Expert nurse care managers build relationships with patients, primary care physicians, local schools and agencies, and social services that are the basis for transforming chronic care. As change agents within the community, nurse care managers collaborate with area providers to educate citizens, inform legislators, identify gaps in services, and link patients to needed services.

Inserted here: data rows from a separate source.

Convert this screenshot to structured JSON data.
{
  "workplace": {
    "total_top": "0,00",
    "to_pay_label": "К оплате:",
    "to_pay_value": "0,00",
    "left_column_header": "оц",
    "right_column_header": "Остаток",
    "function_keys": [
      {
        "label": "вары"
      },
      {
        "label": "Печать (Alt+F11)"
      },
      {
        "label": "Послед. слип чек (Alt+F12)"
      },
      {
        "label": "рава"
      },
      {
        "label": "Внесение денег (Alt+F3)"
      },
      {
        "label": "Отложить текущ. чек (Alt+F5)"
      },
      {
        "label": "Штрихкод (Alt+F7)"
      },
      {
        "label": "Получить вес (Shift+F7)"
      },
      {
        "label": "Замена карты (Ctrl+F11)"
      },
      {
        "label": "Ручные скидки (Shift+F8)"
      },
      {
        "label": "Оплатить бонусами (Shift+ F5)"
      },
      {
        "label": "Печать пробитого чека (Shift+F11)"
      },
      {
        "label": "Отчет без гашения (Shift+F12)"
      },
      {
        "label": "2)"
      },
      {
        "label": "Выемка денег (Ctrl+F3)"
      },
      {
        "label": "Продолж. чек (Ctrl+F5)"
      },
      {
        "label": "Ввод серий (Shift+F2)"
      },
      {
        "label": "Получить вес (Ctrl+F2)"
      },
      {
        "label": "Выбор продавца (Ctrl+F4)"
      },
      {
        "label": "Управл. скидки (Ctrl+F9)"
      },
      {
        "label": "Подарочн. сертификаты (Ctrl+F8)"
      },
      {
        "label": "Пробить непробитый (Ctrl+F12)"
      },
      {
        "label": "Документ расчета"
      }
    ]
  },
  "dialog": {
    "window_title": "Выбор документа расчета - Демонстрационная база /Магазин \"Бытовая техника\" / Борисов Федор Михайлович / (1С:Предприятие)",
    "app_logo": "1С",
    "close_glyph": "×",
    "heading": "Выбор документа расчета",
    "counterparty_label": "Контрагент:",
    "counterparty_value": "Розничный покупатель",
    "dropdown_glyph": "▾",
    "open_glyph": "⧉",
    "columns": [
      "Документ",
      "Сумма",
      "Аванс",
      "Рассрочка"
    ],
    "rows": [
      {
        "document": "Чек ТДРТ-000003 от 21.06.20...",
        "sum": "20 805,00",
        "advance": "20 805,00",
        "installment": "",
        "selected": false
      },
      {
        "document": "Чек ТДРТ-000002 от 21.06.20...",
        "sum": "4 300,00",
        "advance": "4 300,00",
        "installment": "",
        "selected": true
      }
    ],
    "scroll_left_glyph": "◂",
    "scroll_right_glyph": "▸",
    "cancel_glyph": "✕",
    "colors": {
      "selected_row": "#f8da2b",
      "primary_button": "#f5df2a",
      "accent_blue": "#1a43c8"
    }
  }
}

The Chronic Care Model, as proposed by Wagner and Bodenheimer, is the holistic framework used by nurses at CCCM to counsel, educate, and connect with patients to build their capacity for self-care. Expert care managers drive chronic care quality improvement by their ability to build integration structures such as CQI teams and clinical practice guideline teams, and provide expert knowledge in chronic care management to the health care team. Improved clinical, financial, and quality of life outcomes related to each disease management program are testimony to the success of the Center for Chronic Care Management.


Objectives:
  1. Identify three examples of the Center for Chronic Care Management’s (CCCM) integration of Chronic Care Model (CCM) into a community disease management program.
  2. Discuss application of national guidelines in each DM program, and methods of promoting the use of evidence-based guidelines in collaboration with the Health Care Professionals (HCP’s) across the Middlesex Hospital (MH) Health Care System.
  3. Identify how each DM program is growing and changing to meet the challenges of the health care environment and fiscal constraints.